We have a 2003 Server that has a shared folder, with a static IP addres, the users are able to connect to the server PERFECTLY FINE while in the office.

As soon as they are out in remote locations, using PPTP VPN, they aren't able to connect to the shared folder, using connect to server, even tried servername, same error.

As for LEOPARD, everyone is able to connect fine, internally and externally,,

This problem is specifically happening on TIGER OSX 10.4 and higher.

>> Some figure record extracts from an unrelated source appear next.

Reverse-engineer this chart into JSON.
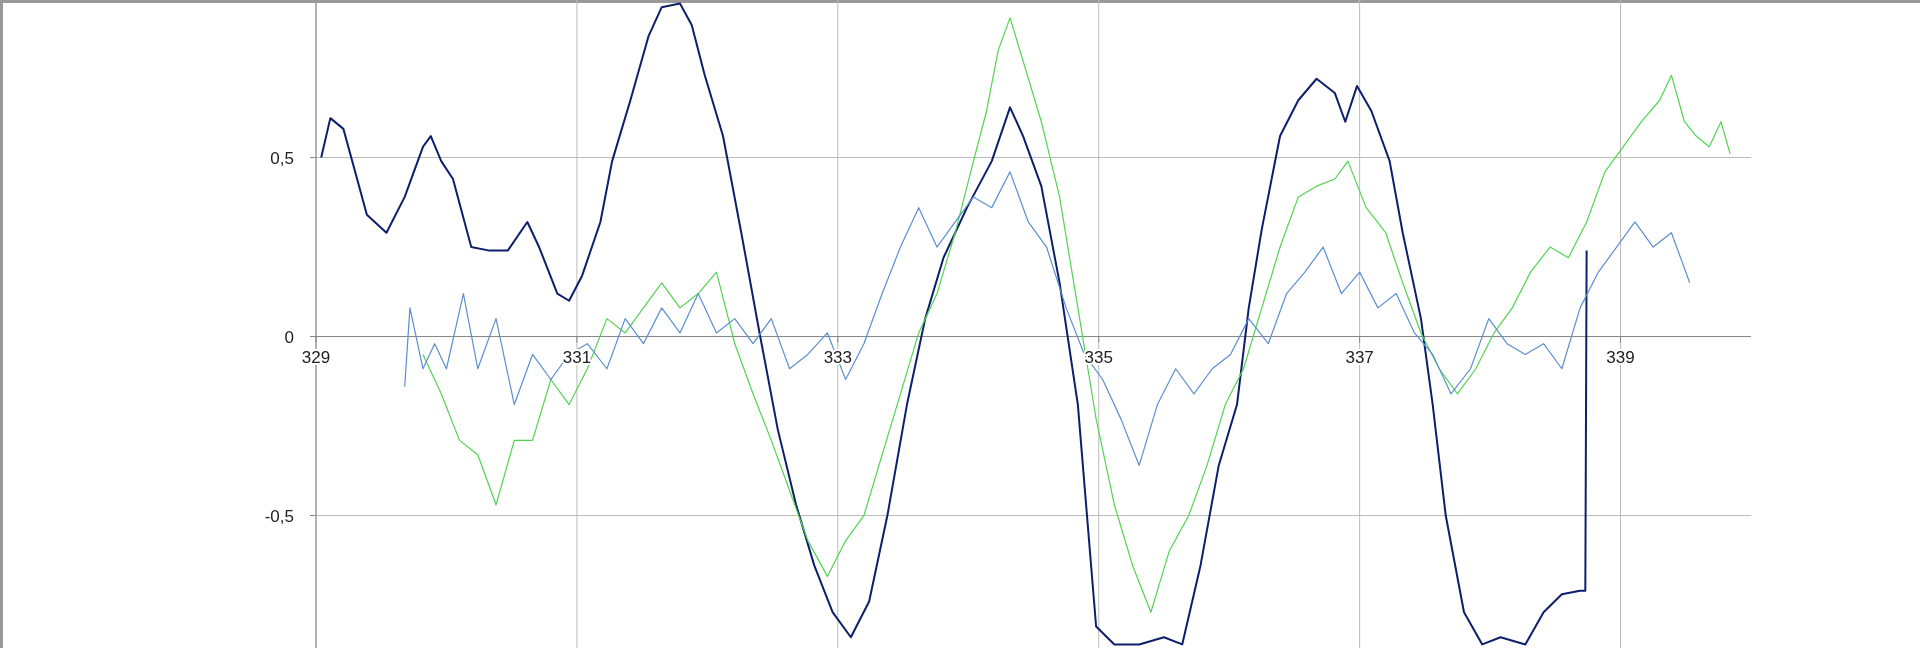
{
  "chart_data": {
    "type": "line",
    "xlim": [
      329,
      340
    ],
    "ylim": [
      -0.87,
      0.94
    ],
    "xticks": [
      329,
      331,
      333,
      335,
      337,
      339
    ],
    "yticks": [
      {
        "value": -0.5,
        "label": "-0,5"
      },
      0,
      {
        "value": 0.5,
        "label": "0,5"
      }
    ],
    "grid": true,
    "marker": "none",
    "line_style": "solid",
    "series": [
      {
        "color": "#0d1f6b",
        "x": [
          329.04,
          329.11,
          329.21,
          329.3,
          329.39,
          329.54,
          329.68,
          329.82,
          329.88,
          329.96,
          330.05,
          330.19,
          330.33,
          330.47,
          330.62,
          330.71,
          330.85,
          330.94,
          331.04,
          331.18,
          331.27,
          331.41,
          331.55,
          331.65,
          331.79,
          331.88,
          331.98,
          332.12,
          332.26,
          332.4,
          332.54,
          332.68,
          332.82,
          332.96,
          333.1,
          333.24,
          333.38,
          333.53,
          333.67,
          333.81,
          333.99,
          334.18,
          334.32,
          334.42,
          334.56,
          334.7,
          334.84,
          334.98,
          335.12,
          335.31,
          335.5,
          335.64,
          335.78,
          335.92,
          336.06,
          336.15,
          336.25,
          336.39,
          336.53,
          336.67,
          336.81,
          336.89,
          336.98,
          337.09,
          337.23,
          337.33,
          337.47,
          337.56,
          337.66,
          337.8,
          337.94,
          338.08,
          338.27,
          338.41,
          338.55,
          338.69,
          338.73,
          338.74
        ],
        "values": [
          0.5,
          0.61,
          0.58,
          0.46,
          0.34,
          0.29,
          0.39,
          0.53,
          0.56,
          0.49,
          0.44,
          0.25,
          0.24,
          0.24,
          0.32,
          0.25,
          0.12,
          0.1,
          0.17,
          0.32,
          0.49,
          0.66,
          0.84,
          0.92,
          0.93,
          0.87,
          0.73,
          0.56,
          0.29,
          0.01,
          -0.26,
          -0.47,
          -0.64,
          -0.77,
          -0.84,
          -0.74,
          -0.5,
          -0.19,
          0.05,
          0.22,
          0.36,
          0.49,
          0.64,
          0.56,
          0.42,
          0.15,
          -0.19,
          -0.81,
          -0.86,
          -0.86,
          -0.84,
          -0.86,
          -0.64,
          -0.36,
          -0.19,
          0.08,
          0.3,
          0.56,
          0.66,
          0.72,
          0.68,
          0.6,
          0.7,
          0.63,
          0.49,
          0.29,
          0.05,
          -0.19,
          -0.5,
          -0.77,
          -0.86,
          -0.84,
          -0.86,
          -0.77,
          -0.72,
          -0.71,
          -0.71,
          0.24
        ]
      },
      {
        "color": "#52d452",
        "x": [
          329.82,
          329.96,
          330.1,
          330.24,
          330.38,
          330.52,
          330.66,
          330.8,
          330.94,
          331.08,
          331.23,
          331.37,
          331.51,
          331.65,
          331.79,
          331.93,
          332.07,
          332.21,
          332.35,
          332.49,
          332.63,
          332.77,
          332.92,
          333.06,
          333.2,
          333.34,
          333.48,
          333.62,
          333.76,
          333.9,
          334.04,
          334.14,
          334.23,
          334.32,
          334.42,
          334.56,
          334.7,
          334.84,
          334.98,
          335.12,
          335.26,
          335.4,
          335.54,
          335.69,
          335.83,
          335.97,
          336.11,
          336.25,
          336.39,
          336.53,
          336.67,
          336.81,
          336.91,
          337.05,
          337.2,
          337.33,
          337.47,
          337.61,
          337.75,
          337.89,
          338.03,
          338.17,
          338.31,
          338.46,
          338.6,
          338.74,
          338.88,
          339.02,
          339.16,
          339.3,
          339.39,
          339.49,
          339.58,
          339.68,
          339.77,
          339.84
        ],
        "values": [
          -0.05,
          -0.16,
          -0.29,
          -0.33,
          -0.47,
          -0.29,
          -0.29,
          -0.12,
          -0.19,
          -0.09,
          0.05,
          0.01,
          0.08,
          0.15,
          0.08,
          0.12,
          0.18,
          -0.02,
          -0.16,
          -0.29,
          -0.43,
          -0.57,
          -0.67,
          -0.57,
          -0.5,
          -0.33,
          -0.16,
          0.01,
          0.12,
          0.29,
          0.49,
          0.63,
          0.8,
          0.89,
          0.77,
          0.6,
          0.39,
          0.08,
          -0.23,
          -0.47,
          -0.64,
          -0.77,
          -0.6,
          -0.5,
          -0.36,
          -0.19,
          -0.09,
          0.08,
          0.25,
          0.39,
          0.42,
          0.44,
          0.49,
          0.36,
          0.29,
          0.15,
          0.01,
          -0.09,
          -0.16,
          -0.09,
          0.01,
          0.08,
          0.18,
          0.25,
          0.22,
          0.32,
          0.46,
          0.53,
          0.6,
          0.66,
          0.73,
          0.6,
          0.56,
          0.53,
          0.6,
          0.51
        ]
      },
      {
        "color": "#5b8fd0",
        "x": [
          329.68,
          329.72,
          329.82,
          329.91,
          330.0,
          330.13,
          330.24,
          330.38,
          330.52,
          330.66,
          330.8,
          330.94,
          331.08,
          331.23,
          331.37,
          331.51,
          331.65,
          331.79,
          331.93,
          332.07,
          332.21,
          332.35,
          332.49,
          332.63,
          332.77,
          332.92,
          333.06,
          333.2,
          333.34,
          333.48,
          333.62,
          333.76,
          333.9,
          334.04,
          334.18,
          334.32,
          334.46,
          334.6,
          334.75,
          334.89,
          335.03,
          335.17,
          335.31,
          335.45,
          335.59,
          335.73,
          335.87,
          336.01,
          336.15,
          336.3,
          336.44,
          336.58,
          336.72,
          336.86,
          337.0,
          337.14,
          337.28,
          337.42,
          337.56,
          337.7,
          337.85,
          337.99,
          338.13,
          338.27,
          338.41,
          338.55,
          338.69,
          338.83,
          338.97,
          339.11,
          339.25,
          339.39,
          339.53
        ],
        "values": [
          -0.14,
          0.08,
          -0.09,
          -0.02,
          -0.09,
          0.12,
          -0.09,
          0.05,
          -0.19,
          -0.05,
          -0.12,
          -0.05,
          -0.02,
          -0.09,
          0.05,
          -0.02,
          0.08,
          0.01,
          0.12,
          0.01,
          0.05,
          -0.02,
          0.05,
          -0.09,
          -0.05,
          0.01,
          -0.12,
          -0.02,
          0.12,
          0.25,
          0.36,
          0.25,
          0.32,
          0.39,
          0.36,
          0.46,
          0.32,
          0.25,
          0.08,
          -0.05,
          -0.12,
          -0.23,
          -0.36,
          -0.19,
          -0.09,
          -0.16,
          -0.09,
          -0.05,
          0.05,
          -0.02,
          0.12,
          0.18,
          0.25,
          0.12,
          0.18,
          0.08,
          0.12,
          0.01,
          -0.05,
          -0.16,
          -0.09,
          0.05,
          -0.02,
          -0.05,
          -0.02,
          -0.09,
          0.08,
          0.18,
          0.25,
          0.32,
          0.25,
          0.29,
          0.15
        ]
      }
    ]
  }
}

I tried setting encrypted passwords on one of the test laptops and samething, nothing, cleared recent servers list through library..

What else?


----------



## tomdkat (May 6, 2006)

What is the exact error message received when the server connection fails? Is it the "Error -36 Cannot Read Data" message in the subject of this thread? Is that all you get or is there more in the message?

Have you checked the Samba logs? I believe they are in /var/log/samba.

Peace...


----------



## sik91lx (Oct 5, 2007)

We're using Windows 2003 server as our file server.

Theres a specific group policy that is causing issues. I did disable digitally sign but its still causing issues..


----------



## tomdkat (May 6, 2006)

What do the Samba logs contain? Does Windows 2003 server log anything that might better identify why the connection is failing?

Peace...


----------